Sotto il profilo del danno personale si considera il turbamento della qualità della vita ed i disturbi delle attività relazionali, il danno esistenziale, lo stress ed i patemi morali causati dalle continue e indesiderate interferenze e violazioni nella sfera privata e proprie abitudini. La società convenuta è obbligata, inoltre, al blocco dei dati personali dell’istante, trattati in modo non consentito e per scopi diversi dal servizio di telefonia, alla cessazione di ogni attività lesiva dei diritti dell’attore, nonché, al rilascio delle informazioni ed attestazioni richieste dall’istante ai sensi della normativa vigente. Riguardo al quantum debeatur, considerati i fatti e le circostanze del caso, valutati i vari pregiudizi e danni subiti dall’istante, sia personali, che patrimoniali, appare equo, liquidarsi, in favore dell’istante, ai sensi dell’articolo 1226 Cc, la somma di euro 1.032,00, oltre interessi dalla domanda all’effettivo soddisfo. Le spese di giudizio seguono la soccombenza e vanno liquidate, come in dispositivo, in favore dell’avvocato Angelo Pisani per dichiarazione di fattone anticipo.

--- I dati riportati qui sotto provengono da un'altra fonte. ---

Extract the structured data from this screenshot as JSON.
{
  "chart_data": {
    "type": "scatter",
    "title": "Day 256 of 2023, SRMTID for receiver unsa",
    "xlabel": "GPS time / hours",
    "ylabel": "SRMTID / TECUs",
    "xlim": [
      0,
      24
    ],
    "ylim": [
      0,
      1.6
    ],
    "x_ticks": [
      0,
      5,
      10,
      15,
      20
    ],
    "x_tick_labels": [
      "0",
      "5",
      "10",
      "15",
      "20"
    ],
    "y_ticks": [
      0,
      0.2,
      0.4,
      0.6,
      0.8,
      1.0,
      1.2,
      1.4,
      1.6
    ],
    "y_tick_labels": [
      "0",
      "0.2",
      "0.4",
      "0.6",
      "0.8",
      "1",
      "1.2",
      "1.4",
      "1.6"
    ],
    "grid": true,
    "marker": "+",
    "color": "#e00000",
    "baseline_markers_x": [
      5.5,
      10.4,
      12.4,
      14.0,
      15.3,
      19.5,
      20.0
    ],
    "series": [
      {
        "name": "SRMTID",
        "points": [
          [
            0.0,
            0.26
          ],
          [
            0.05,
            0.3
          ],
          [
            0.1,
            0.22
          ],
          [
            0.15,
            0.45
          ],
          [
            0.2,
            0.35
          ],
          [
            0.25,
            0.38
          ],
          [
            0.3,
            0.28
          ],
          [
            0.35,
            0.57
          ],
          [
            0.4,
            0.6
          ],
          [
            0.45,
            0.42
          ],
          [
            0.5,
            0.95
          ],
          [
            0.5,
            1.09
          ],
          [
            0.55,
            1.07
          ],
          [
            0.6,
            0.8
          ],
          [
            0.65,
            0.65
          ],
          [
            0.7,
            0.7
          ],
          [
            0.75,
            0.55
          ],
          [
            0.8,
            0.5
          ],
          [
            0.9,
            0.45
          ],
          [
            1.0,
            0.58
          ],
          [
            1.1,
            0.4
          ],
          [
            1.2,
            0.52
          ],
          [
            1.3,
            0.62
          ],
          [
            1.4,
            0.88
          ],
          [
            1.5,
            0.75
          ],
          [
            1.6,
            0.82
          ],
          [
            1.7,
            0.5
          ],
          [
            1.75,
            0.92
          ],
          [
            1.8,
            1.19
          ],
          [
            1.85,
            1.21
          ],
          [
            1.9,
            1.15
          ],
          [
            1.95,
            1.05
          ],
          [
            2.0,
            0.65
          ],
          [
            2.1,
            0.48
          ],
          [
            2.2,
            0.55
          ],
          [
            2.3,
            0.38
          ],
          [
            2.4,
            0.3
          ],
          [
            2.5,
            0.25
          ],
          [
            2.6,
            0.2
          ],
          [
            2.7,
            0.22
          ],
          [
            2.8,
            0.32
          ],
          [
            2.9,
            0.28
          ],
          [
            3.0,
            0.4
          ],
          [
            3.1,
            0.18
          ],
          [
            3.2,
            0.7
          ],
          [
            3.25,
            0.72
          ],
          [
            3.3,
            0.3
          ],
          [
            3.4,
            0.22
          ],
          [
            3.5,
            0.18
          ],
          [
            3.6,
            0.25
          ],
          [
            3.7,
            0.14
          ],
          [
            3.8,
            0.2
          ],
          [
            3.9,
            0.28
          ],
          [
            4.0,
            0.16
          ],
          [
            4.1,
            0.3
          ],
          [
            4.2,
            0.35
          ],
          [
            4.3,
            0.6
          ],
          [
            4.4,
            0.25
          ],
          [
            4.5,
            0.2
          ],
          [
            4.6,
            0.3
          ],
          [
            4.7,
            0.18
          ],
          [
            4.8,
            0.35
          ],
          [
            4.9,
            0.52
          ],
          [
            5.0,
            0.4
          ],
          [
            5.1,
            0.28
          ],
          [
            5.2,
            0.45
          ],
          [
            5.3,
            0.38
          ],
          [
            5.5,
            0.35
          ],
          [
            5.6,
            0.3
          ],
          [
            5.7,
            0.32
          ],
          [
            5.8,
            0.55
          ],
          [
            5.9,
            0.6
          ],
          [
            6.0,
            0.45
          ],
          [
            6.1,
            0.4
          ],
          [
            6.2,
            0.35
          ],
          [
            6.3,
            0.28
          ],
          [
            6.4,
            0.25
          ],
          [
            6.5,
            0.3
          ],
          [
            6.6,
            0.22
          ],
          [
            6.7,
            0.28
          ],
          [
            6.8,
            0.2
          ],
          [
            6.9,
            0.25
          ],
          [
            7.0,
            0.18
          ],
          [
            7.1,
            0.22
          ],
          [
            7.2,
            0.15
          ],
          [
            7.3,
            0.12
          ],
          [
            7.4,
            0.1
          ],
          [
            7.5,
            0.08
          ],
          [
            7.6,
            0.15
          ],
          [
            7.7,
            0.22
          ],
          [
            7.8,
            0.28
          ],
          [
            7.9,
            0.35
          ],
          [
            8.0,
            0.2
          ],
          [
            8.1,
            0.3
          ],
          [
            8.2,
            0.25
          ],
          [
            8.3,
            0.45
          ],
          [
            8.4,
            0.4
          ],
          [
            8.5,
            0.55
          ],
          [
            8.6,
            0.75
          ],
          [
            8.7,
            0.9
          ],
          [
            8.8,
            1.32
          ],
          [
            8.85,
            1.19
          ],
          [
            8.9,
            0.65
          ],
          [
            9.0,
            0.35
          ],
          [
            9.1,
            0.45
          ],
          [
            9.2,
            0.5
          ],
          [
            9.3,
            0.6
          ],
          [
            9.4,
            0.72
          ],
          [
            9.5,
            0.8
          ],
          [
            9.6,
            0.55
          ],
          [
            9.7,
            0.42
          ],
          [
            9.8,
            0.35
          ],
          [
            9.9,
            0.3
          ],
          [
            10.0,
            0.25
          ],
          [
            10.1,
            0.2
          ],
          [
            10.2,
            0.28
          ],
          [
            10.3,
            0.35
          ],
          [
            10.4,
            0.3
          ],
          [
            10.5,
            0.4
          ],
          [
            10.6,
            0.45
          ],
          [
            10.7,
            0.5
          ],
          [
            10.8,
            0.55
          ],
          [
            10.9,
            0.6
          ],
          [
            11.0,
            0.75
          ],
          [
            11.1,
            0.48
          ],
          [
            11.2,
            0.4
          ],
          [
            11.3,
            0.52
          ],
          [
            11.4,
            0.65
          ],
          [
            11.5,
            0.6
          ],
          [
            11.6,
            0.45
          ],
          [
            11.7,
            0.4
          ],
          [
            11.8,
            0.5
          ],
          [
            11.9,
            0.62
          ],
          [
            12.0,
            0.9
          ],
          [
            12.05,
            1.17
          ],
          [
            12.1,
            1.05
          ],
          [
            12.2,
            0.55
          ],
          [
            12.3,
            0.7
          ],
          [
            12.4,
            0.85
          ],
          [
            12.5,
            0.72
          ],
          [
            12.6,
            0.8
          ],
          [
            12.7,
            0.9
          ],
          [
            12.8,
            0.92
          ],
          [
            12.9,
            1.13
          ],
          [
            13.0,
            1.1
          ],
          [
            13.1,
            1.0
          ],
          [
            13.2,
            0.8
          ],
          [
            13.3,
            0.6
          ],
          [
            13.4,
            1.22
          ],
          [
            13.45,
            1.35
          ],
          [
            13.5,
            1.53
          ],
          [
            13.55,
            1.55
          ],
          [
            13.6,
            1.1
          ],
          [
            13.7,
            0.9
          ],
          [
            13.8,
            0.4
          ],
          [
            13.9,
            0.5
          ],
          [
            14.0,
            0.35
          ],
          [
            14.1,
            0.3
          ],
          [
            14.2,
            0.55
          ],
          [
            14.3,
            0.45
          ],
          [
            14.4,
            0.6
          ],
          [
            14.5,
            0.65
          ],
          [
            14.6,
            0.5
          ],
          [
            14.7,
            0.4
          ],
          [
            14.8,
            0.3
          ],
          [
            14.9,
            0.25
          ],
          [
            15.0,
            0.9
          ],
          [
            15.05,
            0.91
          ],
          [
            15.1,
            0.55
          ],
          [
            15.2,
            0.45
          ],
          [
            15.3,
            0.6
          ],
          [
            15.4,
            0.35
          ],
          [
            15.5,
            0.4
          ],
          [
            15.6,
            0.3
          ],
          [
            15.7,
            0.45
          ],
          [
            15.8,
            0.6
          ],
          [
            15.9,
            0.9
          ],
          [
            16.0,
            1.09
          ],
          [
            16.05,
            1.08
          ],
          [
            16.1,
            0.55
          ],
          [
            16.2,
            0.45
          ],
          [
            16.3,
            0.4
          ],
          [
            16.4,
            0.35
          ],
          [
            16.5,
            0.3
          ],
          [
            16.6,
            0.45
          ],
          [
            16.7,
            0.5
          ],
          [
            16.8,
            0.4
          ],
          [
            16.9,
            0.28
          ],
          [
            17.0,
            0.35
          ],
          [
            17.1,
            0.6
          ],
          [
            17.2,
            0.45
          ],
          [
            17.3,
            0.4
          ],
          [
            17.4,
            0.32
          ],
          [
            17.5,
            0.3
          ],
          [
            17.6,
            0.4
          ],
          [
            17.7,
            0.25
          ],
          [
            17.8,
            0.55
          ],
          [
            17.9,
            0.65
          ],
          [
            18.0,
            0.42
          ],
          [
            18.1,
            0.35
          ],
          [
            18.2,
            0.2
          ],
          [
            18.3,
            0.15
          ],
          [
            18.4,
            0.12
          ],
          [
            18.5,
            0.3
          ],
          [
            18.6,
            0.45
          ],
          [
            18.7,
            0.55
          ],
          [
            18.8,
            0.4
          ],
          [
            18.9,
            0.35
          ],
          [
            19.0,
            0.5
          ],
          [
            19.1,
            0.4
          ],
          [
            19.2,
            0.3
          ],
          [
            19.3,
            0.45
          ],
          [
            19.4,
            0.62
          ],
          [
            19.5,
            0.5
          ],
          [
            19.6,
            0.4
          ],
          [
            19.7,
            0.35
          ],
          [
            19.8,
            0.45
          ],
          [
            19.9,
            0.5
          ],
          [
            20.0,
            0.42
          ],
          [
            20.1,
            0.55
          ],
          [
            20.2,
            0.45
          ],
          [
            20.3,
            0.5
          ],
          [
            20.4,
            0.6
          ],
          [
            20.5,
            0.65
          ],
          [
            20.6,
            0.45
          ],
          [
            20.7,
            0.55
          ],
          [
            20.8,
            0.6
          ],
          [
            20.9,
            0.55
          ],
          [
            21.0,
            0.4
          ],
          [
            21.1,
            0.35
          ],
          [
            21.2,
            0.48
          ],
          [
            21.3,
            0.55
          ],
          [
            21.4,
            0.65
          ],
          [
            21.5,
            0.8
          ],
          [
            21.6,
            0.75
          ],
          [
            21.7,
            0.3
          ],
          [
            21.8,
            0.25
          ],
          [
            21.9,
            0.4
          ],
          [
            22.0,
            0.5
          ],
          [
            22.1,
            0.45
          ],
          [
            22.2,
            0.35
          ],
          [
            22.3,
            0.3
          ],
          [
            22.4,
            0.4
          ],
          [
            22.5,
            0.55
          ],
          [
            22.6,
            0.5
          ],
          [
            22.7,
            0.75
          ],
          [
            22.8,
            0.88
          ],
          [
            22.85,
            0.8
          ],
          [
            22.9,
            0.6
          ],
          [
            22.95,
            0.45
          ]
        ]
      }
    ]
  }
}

Disattesa o assorbita ogni ulteriore domanda anche in merito a pubblicazione della sentenza sui quotidiani e settimanali è opportuno disporre l’invio di copia della presente sentenza al Garante per la privacy per ogni altro provvedimento del caso.
La sentenza è provvisoriamente esecutiva per legge.
PQM
Il GdP di Napoli, definitivamente pronunciando sulla domanda proposta come in narrativa, respinta ogni altra richiesta ed eccezione, così provvede:
a) accoglie, per quanto di ragione, la domanda attorea e, per l’effetto, riconoscendo il diritto dell’’istante-utente a non dover subire alcun abuso, vessazione, violazione e danno alla sua privacy, salute e riservatezza, nonché di veder cancellato ed inibito il possesso e l’utilizzo a Tim Spa di ogni suo dato personale per fini e scopi diversi da quelli del servizio telefonico, condanna la Telecom Italia Mobile Spa, in persona del legale rappresentante pro tempore, al pagamento, in favore di Di Pinto Aldo, della somma di euro 1.032,00, a titolo di risarcimento danni personali e patrimoniali, esistenziali e da turbamento della qualità della vita, oltre interessi legali della domanda al soddisfo;
b) dispone il blocco dei dati personali dell’istante trattati per fini pubblicitari ed in modo non consentito in violazione della legge ovvero per finalità diverse dal servizio di telefonia nonché, il rilascio delle informazioni e dell’attestazione richieste dall’attore, a cura e spese della società convenuta;
c) condanna la convenuta al pagamento delle spese e competenze di giudizio, in favore dell’attrice, che liquida in complessivi euro 960, di cui euro 80 per spese ed euro 880 per diritti ed onorario, oltre rimborso spese generali, nonché Iva e Cpa come per legge, con attribuzine all’avvocato Angelo Pisani anticipatario.